Ensaios de 300 horas vão checar ‘saúde’ de motores e o impacto ambiental
Sob a coordenação de Renato Romio, gerente da divisão de veículos do instituto, os pesquisadores vão submeter motores a testes de 300 horas ininterruptas.

O foco está em observar se o uso de mais biodiesel causa entupimento de filtros ou falhas no sistema de injeção. A ideia é garantir que componentes como bico injetor funcionem sem danos.

A previsão é que os combustíveis específicos para os testes cheguem ao laboratório na última semana de maio.

Além da avaliação de desempenho com as misturas B15 e B20, a equipe vai analisar como o motor se comporta em relação à emissão de poluentes.

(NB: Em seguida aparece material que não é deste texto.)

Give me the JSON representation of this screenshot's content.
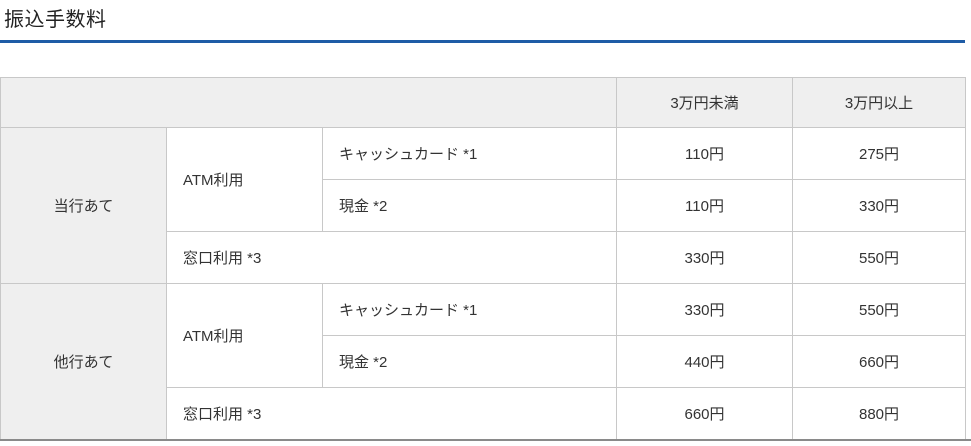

Esses testes de emissão serão expandidos para níveis de 7% (B7) e 25% (B25) de biodiesel.

Para o diretor de economia e assuntos regulatórios da Abiove (Associação Brasileira das Indústrias de Óleos Vegetais), Daniel Amaral, os testes planejados são uma boa notícia para o setor.

“É um conjunto de testes bastante amplo, bem discutido entre as entidades relacionadas à questão da produção e do uso de biodiesel e que certamente vai abrir as portas para misturas superiores a B15 até o B20, o que traz um cenário bastante promissor”, disse Amaral, durante evento promovido pela Abiove e pelo IBP (Instituto Brasileiro de Petróleo, Gás e Biocombustíveis) em São Paulo (SP).